Oh, Tommy, I know I could ask you if only you were around, but you’re not, and so I ask you something else: please shelter her.  She will be alone and scared when she gets to Heaven, and yes she’ll have her grandparents, but she won’t have Uncle Ferrett and I’m egotistical enough to think that her Heaven won’t be quite complete without me.  You’ve been there, with all the other dead, and maybe this is a lie I tell myself to feel better like all religion is, but please.

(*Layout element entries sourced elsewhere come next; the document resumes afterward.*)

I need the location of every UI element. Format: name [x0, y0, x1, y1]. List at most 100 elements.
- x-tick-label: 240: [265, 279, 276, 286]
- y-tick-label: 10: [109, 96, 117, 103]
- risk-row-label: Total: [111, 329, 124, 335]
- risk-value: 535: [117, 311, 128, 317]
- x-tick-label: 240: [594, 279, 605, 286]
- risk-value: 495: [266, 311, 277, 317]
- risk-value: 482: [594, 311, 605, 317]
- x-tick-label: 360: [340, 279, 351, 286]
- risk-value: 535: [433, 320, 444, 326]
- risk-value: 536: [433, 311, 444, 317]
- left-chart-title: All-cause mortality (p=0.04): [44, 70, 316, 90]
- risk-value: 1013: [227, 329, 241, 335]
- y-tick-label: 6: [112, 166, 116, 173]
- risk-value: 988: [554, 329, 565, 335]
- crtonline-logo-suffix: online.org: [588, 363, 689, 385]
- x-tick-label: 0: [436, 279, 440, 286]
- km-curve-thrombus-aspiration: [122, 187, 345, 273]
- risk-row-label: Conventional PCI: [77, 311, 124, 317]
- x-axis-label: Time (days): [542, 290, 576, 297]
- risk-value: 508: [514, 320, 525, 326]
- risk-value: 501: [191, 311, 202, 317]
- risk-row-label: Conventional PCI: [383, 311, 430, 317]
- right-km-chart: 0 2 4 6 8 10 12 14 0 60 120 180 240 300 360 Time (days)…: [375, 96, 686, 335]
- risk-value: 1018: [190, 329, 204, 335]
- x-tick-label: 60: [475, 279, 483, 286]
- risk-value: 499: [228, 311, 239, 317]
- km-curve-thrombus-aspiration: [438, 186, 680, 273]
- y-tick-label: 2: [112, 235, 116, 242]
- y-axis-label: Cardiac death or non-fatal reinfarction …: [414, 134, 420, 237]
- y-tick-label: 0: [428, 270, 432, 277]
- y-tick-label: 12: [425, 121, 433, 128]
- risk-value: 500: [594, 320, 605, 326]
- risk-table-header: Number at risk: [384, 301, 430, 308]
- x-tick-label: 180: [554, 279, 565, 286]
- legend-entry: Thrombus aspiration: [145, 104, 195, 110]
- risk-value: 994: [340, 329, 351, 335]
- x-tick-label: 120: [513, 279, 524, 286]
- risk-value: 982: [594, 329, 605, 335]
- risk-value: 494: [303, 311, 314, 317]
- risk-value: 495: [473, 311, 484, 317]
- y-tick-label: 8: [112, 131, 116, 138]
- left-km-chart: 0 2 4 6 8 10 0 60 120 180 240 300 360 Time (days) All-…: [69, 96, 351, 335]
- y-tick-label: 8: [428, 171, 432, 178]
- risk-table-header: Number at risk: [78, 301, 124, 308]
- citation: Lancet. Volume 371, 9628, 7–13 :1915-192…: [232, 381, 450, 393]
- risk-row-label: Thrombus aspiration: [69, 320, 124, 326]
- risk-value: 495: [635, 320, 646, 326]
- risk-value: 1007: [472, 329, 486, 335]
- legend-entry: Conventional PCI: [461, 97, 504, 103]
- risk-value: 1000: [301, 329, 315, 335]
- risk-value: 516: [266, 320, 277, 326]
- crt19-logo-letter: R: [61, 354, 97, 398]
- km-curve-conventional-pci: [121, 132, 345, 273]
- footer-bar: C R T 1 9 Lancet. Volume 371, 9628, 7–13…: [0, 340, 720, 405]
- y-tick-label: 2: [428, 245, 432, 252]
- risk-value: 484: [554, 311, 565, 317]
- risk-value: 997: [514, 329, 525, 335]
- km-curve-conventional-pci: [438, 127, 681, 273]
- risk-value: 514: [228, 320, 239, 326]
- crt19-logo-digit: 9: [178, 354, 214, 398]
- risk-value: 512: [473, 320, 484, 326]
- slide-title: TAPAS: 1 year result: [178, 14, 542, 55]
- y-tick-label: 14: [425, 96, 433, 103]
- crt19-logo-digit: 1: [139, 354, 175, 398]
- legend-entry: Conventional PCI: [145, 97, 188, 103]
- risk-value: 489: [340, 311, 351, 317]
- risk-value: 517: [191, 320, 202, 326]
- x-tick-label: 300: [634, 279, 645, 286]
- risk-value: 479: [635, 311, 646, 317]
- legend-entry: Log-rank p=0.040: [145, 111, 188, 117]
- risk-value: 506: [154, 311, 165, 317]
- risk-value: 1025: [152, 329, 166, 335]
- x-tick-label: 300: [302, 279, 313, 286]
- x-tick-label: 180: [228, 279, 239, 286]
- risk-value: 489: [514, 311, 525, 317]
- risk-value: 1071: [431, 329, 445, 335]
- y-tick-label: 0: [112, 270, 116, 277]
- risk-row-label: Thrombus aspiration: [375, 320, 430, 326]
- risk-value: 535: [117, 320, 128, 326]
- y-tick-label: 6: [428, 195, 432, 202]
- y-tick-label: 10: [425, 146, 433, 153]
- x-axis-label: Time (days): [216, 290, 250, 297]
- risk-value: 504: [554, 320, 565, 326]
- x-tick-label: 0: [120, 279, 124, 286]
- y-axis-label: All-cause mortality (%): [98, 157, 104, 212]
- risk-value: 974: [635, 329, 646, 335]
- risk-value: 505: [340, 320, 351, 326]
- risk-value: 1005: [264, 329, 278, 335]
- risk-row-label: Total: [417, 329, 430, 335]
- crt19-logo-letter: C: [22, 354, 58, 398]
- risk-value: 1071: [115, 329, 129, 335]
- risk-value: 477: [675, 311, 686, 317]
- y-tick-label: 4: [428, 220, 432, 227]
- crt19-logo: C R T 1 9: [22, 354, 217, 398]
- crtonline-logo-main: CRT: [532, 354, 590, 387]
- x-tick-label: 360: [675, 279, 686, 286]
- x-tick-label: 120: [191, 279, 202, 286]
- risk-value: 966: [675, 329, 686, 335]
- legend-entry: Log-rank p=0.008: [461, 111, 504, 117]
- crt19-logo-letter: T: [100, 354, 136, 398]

When Rebecca gets to Heaven, take her hand.

4 Comments

  1. Leslie
    Jun 5, 2014

    Oh, that last line. I held it together until then.
    We just had Memorial Day weekend, which is the anniversary of my niece’s death. It’s always a time of remembrance for me, and this year I also thought about Rebecca – strange how easily we take kids we don’t know into our hearts. She is the same age as Kristin was when she passed on.
    When she died, it was like an explosion, sudden and shocking. I imagine what you are going through as similar, but worse – it’s as if you are watching the bomber from the start of the plot, knowing the inevitable ending but hoping against hope something foils it.
    I am so sorry.

  2. Lyn Belzer-Tonnessen
    Jun 5, 2014

    This is one of the most beautiful things you’ve ever written, and I wish to God that you could have not had to write it.

  3. Sandra
    Jun 5, 2014

    These gaps are one reason why I cannot fathom why, after all these thousands of years of evolving, we still injure each other, often so needlessly. The thought that some idiot politician could declare a war that could kill my son, my sister, you, out of hubris or lust for power or stupidity, is so terrifying that I cannot dwell on it for long. The fabric of so many peoples’ lives are so rent and torn by violence. And yet, people willingly do it, in masses, every day, and for so little gain.

  4. Katherine
    Jun 7, 2014

    You all might be right there waiting for her. Physicists say that time is not linear – it’s our perceptions of it that are limited that way. I like to think that once we die that constraint, along with all the others, will be removed. I don’t know if it’s true but it’s the best thing I can imagine: a big reunion of everyone we’ve ever loved – still living or not – waiting for us as we arrive. Nothing bad that happened in this life would be worth remembering. Pure joy.

    That said, this has still reduced me to quivering tears. My middle girl is very much like Rebecca in spirit – the attitude, the spunk, the sass. I’m going to go straight from this site to the CureSearch site to make a donation. It’s not fair and I’m so very, very sorry.